New Mexico lawmakers sue Gov. Michelle Lujan Grisham over federal COVID-19 relief money
Democratic state senator faults part-time Legislature: 'Quite frankly it's broken'
Two New Mexico lawmakers, a Democrat and a Republican, are asking the state Supreme Court to block Gov. Michelle Lujan Grisham from allocating any more federal COVID-19 recovery dollars without legislative approval.
"...the Governor has exercised the Legislature's appropriations authority unlawfully with respect to (American Rescue Plan Act) funds, and ... the Governor will continue to do so unless enjoined by this court," state Sens. Jacob Candelaria, D-Albuquerque and Greg Baca, R-Belen, argue in an emergency petition filed over the weekend.
Baca is the Senate Minority Floor Leader, while Candelaria sits on the Senate Finance Committee.
The dispute goes back to this year's general appropriations bill, which included appropriations from New Mexico's $1.7 billion share of the $350 billion federal American Rescue Plan Act.
Lujan Grisham used her line item veto authority to block legislative appropriations of the federal money, stating in an April message to the House of Representatives that the allocations "impermissibly intrude into the executive managerial function" and constrained "the Executive’s ability to effectively administer programs to meet the State’s needs."
The New Mexico Constitution states, "Except interest or other payments on the public debt, money shall be paid out of the treasury only upon appropriations made by the legislature."
The difference, according to the governor's office, is when it comes to federal appropriations.
Lujan Grisham spokeswoman Nora Meyers Sackett stated: "The New Mexico Supreme Court has made clear the state Legislature may appropriate state, not federal, funds. We have no further comment on the petition."
The finance committee's chairman, Democratic Sen. George Muñoz of Gallup, was not part of the court petition but has publicly recommended seeking the court's opinion on the question.

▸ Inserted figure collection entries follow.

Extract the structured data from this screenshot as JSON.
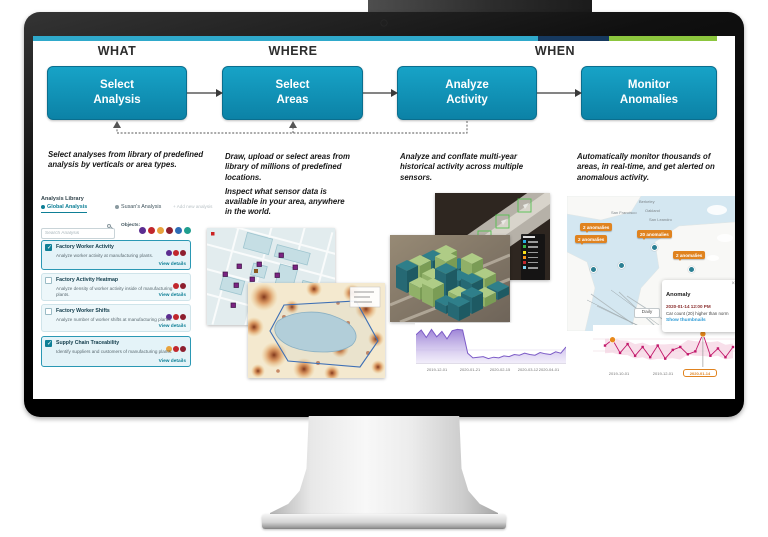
{
  "flow": {
    "headers": [
      "WHAT",
      "WHERE",
      "WHEN"
    ],
    "steps": [
      "Select\nAnalysis",
      "Select\nAreas",
      "Analyze\nActivity",
      "Monitor\nAnomalies"
    ]
  },
  "columns": {
    "what_desc": "Select analyses from library of predefined analysis by verticals or area types.",
    "where_desc_1": "Draw, upload or select areas from library of millions of predefined locations.",
    "where_desc_2": "Inspect what sensor data is available in your area, anywhere in the world.",
    "analyze_desc": "Analyze and conflate multi-year historical activity across multiple sensors.",
    "monitor_desc": "Automatically monitor thousands of areas, in real-time, and get alerted on anomalous activity."
  },
  "library": {
    "title": "Analysis Library",
    "tabs": [
      {
        "label": "Global Analysis",
        "active": true
      },
      {
        "label": "Susan's Analysis",
        "active": false
      },
      {
        "label": "+ Add new analysis",
        "active": false
      }
    ],
    "search_placeholder": "Search Analysis",
    "objects_label": "Objects:",
    "object_colors": [
      "#5C2D91",
      "#C1272D",
      "#E8A33D",
      "#8E1F2F",
      "#2D6CB5",
      "#1F9E8E"
    ],
    "items": [
      {
        "name": "Factory Worker Activity",
        "desc": "Analyze worker activity at manufacturing plants.",
        "checked": true,
        "icon_colors": [
          "#5C2D91",
          "#C1272D",
          "#8E1F2F"
        ],
        "link": "View details"
      },
      {
        "name": "Factory Activity Heatmap",
        "desc": "Analyze density of worker activity inside of manufacturing plants.",
        "checked": false,
        "icon_colors": [
          "#C1272D",
          "#8E1F2F"
        ],
        "link": "View details"
      },
      {
        "name": "Factory Worker Shifts",
        "desc": "Analyze number of worker shifts at manufacturing plants.",
        "checked": false,
        "icon_colors": [
          "#5C2D91",
          "#C1272D",
          "#8E1F2F"
        ],
        "link": "View details"
      },
      {
        "name": "Supply Chain Traceability",
        "desc": "Identify suppliers and customers of manufacturing plants.",
        "checked": true,
        "icon_colors": [
          "#E8A33D",
          "#C1272D",
          "#8E1F2F"
        ],
        "link": "View details"
      }
    ]
  },
  "anomaly_map": {
    "cities": [
      "Berkeley",
      "San Francisco",
      "Oakland",
      "San Leandro",
      "Fremont"
    ],
    "badges": [
      "2 anomalies",
      "2 anomalies",
      "20 anomalies",
      "2 anomalies"
    ],
    "daily_button": "Daily",
    "popup": {
      "title": "Anomaly",
      "close_icon": "×",
      "timestamp": "2020-01-14 12:00 PM",
      "message": "Car count (20) higher than norm",
      "link": "Show thumbnails"
    }
  },
  "chart_data": [
    {
      "name": "historical-activity-timeline",
      "type": "area",
      "x_ticks": [
        "2019-12-01",
        "2020-01-21",
        "2020-02-15",
        "2020-03-12",
        "2020-04-01"
      ],
      "values": [
        40,
        47,
        36,
        48,
        37,
        45,
        34,
        46,
        48,
        47,
        13,
        6,
        7,
        8,
        5,
        7,
        6,
        9,
        8,
        11,
        10,
        13,
        11,
        10,
        14,
        12,
        11,
        15,
        13,
        22
      ],
      "ylim": [
        0,
        50
      ],
      "color": "#7C5BC7"
    },
    {
      "name": "car-count-anomaly-timeline",
      "type": "line",
      "x_ticks": [
        "2019-10-01",
        "2019-12-01",
        "2020-01-14"
      ],
      "highlighted_tick": "2020-01-14",
      "values": [
        12,
        16,
        7,
        13,
        5,
        11,
        4,
        12,
        3,
        9,
        11,
        6,
        8,
        20,
        5,
        10,
        4,
        11
      ],
      "anomaly_indices": [
        1,
        13
      ],
      "ylim": [
        0,
        22
      ],
      "line_color": "#C2186B",
      "band_color": "#F3C9DC",
      "anomaly_color": "#E8891B"
    }
  ],
  "colors": {
    "topbar_teal": "#2FA9CB",
    "topbar_navy": "#16395F",
    "topbar_green": "#8CC63E",
    "step_box_fill": "#1095BB",
    "library_accent": "#0E7F96",
    "anomaly_orange": "#E0831F"
  },
  "sensor_legend_colors": [
    "#29ABE2",
    "#39B54A",
    "#F7E017",
    "#F7941D",
    "#C1272D",
    "#7FD4F0"
  ]
}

"The statute is pretty clear that any funds that come into the state shall be deposited in the state general fund …and it will be appropriated by the legislative body," he told the Las Cruces Sun-News.
Under recent administrations, however, extending back at least as far back as Democratic Gov. Bill Richardson, Muñoz said the state's executive branch had been transferring such funds to an account from which they have made appropriations instead.
"We need an answer to the question so we don't keep these little fights going," he said, arguing that legislators are in touch with their constituencies and local needs, "so why shouldn't the Legislature appropriate that money?"
Republican lawmakers have repeatedly accused the governor of executive overreach over COVID-19 public health orders as well as spending related to the pandemic. An attempt to call an extraordinary session this summer to address both issues fell short of the supermajority required for lawmakers to call themselves back to the state Capitol, where the governor's fellow Democrats hold majorities in both chambers.
The petition is not seeking a return of the federal dollars already spent, but asks the state's high court to prohibit Lujan Grisham or state Treasurer Tim Eichenberg from dipping into the fund any further without legislative appropriations.
Candelaria remarked that New Mexico's part-time, unsalaried legislature is part of the problem.
"The New Mexico Legislature is a weak institution," he wrote in an email to the Sun-News, "and quite frankly it’s broken and is not able to produce the quality of public policy the state needs, nor is it able to effectively challenge the unconstitutional overreach of the executive in this administration or in the prior administration."
The comment makes reference to the previous governor, Republican Susana Martinez, who held office from 2011 to 2019.
Lujan Grisham was elected in 2018 and is currently running for a second four-year term.